Anyama acknowledges that mental health has generally not received enough attention as the country concentrates on communicable diseases, such as HIV/Aids, tuberculosis and malaria. In an area like Teso, in which Katine is found, Anyama would have wanted to carry out a baseline survey to establish the range of mental illness in the region so that interventions can be devised especially through public health education. Addressing the causes. which include alcohol abuse, and targeting the superstitious attitudes of the community would go a long way towards reducing illness and improving the plight of patients. But all these things require money, which Anyama's administration does not have.
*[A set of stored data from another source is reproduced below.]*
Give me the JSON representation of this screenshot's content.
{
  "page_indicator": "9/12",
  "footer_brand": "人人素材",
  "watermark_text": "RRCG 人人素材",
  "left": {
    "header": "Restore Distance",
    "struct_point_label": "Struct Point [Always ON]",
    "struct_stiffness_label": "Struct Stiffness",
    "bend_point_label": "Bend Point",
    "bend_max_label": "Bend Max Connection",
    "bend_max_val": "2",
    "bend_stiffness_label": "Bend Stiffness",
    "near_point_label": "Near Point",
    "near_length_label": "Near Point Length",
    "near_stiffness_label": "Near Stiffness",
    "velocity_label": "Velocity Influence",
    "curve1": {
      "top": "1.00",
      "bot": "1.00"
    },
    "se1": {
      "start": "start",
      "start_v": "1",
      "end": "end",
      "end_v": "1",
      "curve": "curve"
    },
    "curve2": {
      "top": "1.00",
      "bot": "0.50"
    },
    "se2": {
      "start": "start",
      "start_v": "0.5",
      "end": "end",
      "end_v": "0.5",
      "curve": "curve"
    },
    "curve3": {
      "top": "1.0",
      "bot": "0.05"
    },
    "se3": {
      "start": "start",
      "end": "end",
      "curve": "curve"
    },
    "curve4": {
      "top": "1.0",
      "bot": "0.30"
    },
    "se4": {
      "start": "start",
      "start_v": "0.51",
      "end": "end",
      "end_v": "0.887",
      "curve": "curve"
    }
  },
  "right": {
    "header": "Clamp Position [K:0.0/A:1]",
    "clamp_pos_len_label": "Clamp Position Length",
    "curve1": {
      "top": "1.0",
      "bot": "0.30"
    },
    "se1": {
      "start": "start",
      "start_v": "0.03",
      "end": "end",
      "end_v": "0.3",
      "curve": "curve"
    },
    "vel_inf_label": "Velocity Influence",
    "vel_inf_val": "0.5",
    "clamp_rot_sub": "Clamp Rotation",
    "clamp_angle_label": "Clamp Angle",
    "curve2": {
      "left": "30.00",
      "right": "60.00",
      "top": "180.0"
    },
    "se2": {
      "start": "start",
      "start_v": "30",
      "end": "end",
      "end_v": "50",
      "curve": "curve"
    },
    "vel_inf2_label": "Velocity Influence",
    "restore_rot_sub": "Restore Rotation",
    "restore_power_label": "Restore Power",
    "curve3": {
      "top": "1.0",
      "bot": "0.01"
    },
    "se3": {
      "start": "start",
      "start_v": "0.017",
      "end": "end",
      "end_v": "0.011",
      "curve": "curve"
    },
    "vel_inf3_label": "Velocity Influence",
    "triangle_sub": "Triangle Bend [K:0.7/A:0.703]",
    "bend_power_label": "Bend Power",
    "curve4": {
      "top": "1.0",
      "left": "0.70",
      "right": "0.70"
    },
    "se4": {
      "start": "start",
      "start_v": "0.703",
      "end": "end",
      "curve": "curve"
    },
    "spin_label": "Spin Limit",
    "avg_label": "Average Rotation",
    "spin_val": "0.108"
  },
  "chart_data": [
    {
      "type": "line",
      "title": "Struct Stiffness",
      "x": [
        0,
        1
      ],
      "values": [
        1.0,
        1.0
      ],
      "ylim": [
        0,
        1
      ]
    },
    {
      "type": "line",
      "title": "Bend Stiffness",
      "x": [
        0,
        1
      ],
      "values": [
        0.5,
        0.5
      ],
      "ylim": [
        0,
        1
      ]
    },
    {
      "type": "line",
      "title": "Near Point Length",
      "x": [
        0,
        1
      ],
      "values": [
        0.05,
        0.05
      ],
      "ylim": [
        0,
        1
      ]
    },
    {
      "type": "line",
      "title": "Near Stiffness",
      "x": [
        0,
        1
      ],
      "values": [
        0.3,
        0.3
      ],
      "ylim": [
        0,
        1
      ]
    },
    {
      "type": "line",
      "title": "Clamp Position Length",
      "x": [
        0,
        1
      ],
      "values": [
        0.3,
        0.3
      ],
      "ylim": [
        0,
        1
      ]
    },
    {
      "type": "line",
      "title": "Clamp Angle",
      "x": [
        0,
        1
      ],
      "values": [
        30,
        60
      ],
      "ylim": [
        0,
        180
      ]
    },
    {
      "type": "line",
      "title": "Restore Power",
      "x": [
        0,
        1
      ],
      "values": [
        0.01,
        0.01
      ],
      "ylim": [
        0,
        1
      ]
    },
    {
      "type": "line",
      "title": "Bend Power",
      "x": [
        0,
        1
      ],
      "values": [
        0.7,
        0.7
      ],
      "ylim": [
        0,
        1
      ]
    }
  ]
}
Efforts to talk about the situation with Uganda's health minister, Stephen Malinga, failed, as he could not be reached by phone over several days of trying.

But the head of the mental health department in at the Ministry of Health headquarters in Kampala, Dr Sheila Ndyanabangi, explained some of the key problems facing mental health in Uganda are the same as those in other aspects of healthcare. This is partly because the government has long resolved to integrate mental healthcare into general primary healthcare because it could not afford a separate structure.

Despite challenges that remain, Ndyanabangi is proud of her government efforts on mental health so far. Since 2000, the government has received a grant worth about $21m and a loan worth $4m from the African Development Bank (ADB) to improve maternal health in the country. This has been spent on the construction of health units like the one in Soroti, procuring psychiatric drugs and training psychiatrists, psychiatric clinical officers and nurses. The mental health department has recently been pushing through proposals that include allocating psychologists, sociologists and counsellors to MHUs, but Ndyanabangi could not say when these requests would be approved.

She, too, admits that maintaining and improving staffing levels in any health department is a challenge, as demonstrated by the fact that barely 50% of all health service positions are filled.

"At one time, she said, 50% of health centre IVs [large hospitals] in Uganda had recruited at least one psychiatric nurse or clinical officer, but there is a lot of attrition which is due to a lot of factors," Ndyanabangi says. For mental health cadres, such factors include stigma, which Ndyanabangi laments is "worse among medical workers than the general public".

On the shortage of psychiatric drugs, Ndyanabangi says that the first ADB-funded project, which ended in 2005, had a component of supplying drugs and there was some relief. Now however, with all drugs supplied by the central National Medical Stores (NMS), psychiatric medicines have not been a priority as some of them are expensive, with thin profit margins. Nevertheless her department has talked to NMS and some improvements in the supply chain have been made.

We'll have to wait to see if these improvements reach Atilo and Ewunyu in Katine.